We can use this separate diamonds_avg_price dataset in the geom_point() layer to add average price information to our scatterplot:

ggplot(diamonds, aes(x = carat, y = price)) +
    geom_point() +
    geom_point(data = diamonds_avg_price, aes(x = carat, y = avg_price), color = "deepskyblue", size = 3)

The Aesthetics section of a geom documentation page gives information on how the visual elements of the geom correspond to data. For example, the geom_point documentation page shows that the familiar x and y aesthetics are available. It also shows some new aesthetics like stroke.

We can use the same process to look at the geom_linerange documentation page and start off our temperature visualization with the record lows and highs:

ggplot(weather) +
    geom_linerange(aes(x = dateInYear, ymin = RecordLow, ymax = RecordHigh), color = "#ECEBE3", linewidth = 1.5) +
    theme_classic()

Keyboard shortcuts

As you work on this plot, try to use some new keyboard shortcuts. Focus on the following:

  • Insert code chunk: Ctrl+Alt+I (Windows). Option+Command+I (Mac).
  • Run current code chunk: Ctrl+Shift+Enter (Windows). Command+Shift+Return (Mac).
  • Run current line/currently selected lines: Ctrl+Enter (Windows). Command+Return (Mac).

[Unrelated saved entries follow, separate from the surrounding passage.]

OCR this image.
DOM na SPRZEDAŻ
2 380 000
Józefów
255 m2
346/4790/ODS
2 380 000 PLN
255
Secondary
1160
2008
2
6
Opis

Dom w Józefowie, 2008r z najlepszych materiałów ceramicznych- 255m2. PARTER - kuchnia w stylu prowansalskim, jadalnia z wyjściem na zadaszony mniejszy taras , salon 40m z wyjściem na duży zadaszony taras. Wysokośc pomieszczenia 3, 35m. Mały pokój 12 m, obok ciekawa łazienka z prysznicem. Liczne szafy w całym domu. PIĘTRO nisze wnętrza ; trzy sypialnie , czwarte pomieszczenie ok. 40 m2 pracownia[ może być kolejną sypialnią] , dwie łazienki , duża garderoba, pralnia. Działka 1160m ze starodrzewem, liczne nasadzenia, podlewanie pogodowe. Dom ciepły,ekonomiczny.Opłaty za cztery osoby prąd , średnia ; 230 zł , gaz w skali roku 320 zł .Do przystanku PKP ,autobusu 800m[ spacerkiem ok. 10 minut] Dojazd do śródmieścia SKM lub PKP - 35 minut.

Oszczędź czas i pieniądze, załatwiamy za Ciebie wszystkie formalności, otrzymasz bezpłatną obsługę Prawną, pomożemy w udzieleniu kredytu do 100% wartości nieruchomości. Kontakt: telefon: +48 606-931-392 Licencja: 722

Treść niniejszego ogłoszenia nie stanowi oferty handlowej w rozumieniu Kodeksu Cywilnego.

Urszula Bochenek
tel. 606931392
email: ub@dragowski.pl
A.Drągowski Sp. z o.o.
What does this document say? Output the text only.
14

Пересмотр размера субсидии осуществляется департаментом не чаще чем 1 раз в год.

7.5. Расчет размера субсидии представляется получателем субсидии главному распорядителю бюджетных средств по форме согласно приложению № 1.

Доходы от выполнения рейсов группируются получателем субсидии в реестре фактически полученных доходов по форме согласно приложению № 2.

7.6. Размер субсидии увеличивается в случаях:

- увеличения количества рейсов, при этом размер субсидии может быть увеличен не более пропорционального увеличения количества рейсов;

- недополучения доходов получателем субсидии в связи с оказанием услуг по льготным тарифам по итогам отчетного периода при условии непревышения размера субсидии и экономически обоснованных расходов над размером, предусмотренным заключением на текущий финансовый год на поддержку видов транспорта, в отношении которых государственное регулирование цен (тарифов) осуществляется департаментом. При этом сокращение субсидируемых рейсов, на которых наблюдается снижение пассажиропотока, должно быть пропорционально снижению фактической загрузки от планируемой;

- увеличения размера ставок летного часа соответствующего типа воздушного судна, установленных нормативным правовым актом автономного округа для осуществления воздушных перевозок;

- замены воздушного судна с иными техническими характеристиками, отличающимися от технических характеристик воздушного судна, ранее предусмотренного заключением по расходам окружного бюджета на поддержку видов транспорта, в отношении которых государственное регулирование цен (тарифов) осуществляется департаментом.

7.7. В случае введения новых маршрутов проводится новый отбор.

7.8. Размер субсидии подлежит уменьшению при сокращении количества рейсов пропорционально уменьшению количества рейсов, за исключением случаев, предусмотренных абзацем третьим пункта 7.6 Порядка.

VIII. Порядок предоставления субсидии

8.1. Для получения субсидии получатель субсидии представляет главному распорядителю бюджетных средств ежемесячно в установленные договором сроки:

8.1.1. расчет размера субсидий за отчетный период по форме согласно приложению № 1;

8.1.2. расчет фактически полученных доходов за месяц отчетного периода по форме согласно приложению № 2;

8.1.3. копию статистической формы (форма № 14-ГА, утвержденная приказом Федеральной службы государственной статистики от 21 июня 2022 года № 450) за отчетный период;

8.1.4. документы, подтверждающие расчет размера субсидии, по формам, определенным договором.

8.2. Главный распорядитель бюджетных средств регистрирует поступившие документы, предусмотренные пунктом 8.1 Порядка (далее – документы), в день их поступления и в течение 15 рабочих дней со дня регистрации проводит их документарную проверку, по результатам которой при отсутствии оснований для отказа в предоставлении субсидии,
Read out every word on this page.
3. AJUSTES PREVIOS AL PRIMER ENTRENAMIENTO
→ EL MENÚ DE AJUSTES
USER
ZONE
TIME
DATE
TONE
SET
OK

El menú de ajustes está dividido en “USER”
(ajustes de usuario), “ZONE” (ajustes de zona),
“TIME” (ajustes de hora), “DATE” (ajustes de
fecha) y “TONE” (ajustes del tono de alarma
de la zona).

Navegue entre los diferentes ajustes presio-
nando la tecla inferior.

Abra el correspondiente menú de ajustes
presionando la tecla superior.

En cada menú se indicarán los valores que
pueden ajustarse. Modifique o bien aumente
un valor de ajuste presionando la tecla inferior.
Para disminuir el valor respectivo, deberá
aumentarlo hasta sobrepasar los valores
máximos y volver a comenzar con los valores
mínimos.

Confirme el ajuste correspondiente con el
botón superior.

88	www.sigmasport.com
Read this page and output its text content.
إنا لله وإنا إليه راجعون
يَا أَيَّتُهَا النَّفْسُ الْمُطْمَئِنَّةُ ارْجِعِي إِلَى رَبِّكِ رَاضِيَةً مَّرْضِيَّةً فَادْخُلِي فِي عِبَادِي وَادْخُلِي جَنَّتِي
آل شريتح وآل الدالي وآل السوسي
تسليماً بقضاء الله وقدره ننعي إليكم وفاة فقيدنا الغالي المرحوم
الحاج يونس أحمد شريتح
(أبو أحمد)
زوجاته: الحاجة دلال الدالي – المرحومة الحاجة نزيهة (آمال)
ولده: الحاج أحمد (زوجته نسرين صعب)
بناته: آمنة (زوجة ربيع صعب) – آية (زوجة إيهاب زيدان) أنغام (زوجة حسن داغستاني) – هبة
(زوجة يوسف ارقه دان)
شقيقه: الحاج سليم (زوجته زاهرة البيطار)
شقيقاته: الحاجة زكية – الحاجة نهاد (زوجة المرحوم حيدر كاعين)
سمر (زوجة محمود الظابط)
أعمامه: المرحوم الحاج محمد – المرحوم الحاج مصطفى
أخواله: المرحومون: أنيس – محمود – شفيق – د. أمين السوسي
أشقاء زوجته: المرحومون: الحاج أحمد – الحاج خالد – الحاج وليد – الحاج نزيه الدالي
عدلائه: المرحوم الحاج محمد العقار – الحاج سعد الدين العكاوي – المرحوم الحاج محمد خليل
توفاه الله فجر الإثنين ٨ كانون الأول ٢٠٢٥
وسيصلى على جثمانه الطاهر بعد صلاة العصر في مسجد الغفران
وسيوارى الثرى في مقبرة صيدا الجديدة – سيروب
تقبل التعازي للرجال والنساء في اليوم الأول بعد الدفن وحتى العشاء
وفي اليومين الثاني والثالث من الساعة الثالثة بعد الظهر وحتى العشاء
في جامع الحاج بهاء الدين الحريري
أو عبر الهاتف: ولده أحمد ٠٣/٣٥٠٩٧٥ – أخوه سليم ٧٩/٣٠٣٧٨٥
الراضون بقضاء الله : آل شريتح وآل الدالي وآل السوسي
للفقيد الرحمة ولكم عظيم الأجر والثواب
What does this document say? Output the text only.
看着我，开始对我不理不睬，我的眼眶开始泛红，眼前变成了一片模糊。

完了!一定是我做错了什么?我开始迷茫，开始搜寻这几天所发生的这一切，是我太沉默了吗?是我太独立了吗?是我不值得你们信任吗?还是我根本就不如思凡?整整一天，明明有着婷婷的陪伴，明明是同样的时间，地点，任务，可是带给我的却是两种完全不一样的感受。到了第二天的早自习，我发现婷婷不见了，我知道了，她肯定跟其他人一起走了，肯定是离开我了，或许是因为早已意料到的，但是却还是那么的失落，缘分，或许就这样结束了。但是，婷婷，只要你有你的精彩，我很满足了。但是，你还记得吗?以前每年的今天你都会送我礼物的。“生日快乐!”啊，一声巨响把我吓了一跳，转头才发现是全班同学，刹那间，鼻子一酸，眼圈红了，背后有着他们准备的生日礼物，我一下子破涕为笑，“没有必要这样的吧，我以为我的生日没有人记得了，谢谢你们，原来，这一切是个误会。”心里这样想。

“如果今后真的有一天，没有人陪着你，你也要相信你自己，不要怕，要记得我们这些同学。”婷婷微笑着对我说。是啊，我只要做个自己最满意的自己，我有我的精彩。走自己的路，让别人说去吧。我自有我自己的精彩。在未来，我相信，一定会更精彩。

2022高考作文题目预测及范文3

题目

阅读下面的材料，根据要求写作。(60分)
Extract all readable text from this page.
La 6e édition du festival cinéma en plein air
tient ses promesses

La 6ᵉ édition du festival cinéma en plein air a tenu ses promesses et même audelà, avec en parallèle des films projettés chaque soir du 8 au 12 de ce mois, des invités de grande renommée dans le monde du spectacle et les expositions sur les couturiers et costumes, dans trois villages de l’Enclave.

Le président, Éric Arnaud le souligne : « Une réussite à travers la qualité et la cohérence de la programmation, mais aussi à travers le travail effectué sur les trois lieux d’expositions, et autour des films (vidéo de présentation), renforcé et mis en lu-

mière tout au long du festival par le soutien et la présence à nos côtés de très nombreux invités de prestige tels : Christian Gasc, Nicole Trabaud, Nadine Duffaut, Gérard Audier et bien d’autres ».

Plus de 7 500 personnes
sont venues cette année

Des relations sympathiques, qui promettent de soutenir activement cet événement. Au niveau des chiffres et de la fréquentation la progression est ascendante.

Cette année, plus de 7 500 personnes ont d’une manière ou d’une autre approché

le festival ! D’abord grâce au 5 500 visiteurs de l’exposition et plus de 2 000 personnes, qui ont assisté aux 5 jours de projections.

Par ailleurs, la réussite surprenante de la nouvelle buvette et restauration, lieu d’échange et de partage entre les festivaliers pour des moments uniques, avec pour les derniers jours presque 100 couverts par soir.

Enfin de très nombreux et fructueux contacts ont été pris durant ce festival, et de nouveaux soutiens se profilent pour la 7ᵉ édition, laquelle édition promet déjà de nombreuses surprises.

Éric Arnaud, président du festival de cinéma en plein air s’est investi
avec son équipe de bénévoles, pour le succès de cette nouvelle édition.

Class exercise 3: Add to your temperature visualization to also display the usual temperatures (NormalLow and NormalHigh), and actual 2011 temperatures (Low and High). Your plot should look like the one below. The tan color for the usual temperatures is "#C8B8BA", and the red color for the actual temperatures is "#A90248".


Let’s now try to recreate the visual demarcations of the months by adding vertical lines separating the months.

Class exercise 4: Brainstorm with your groups how we might draw those vertical lines. What geom might we use? What subset of the data might we use in that geom layer to draw lines only at the month divisions? One person from your group should write your ideas on the board.

Once ideas are up on the board, we’ll work through this together as a class.


Now let’s change the x-axis labels so that the month names display in the center of each month’s slice of the plot. (Note that R has built-in variables called month.abb and month.name that contain abbreviated and full month names.)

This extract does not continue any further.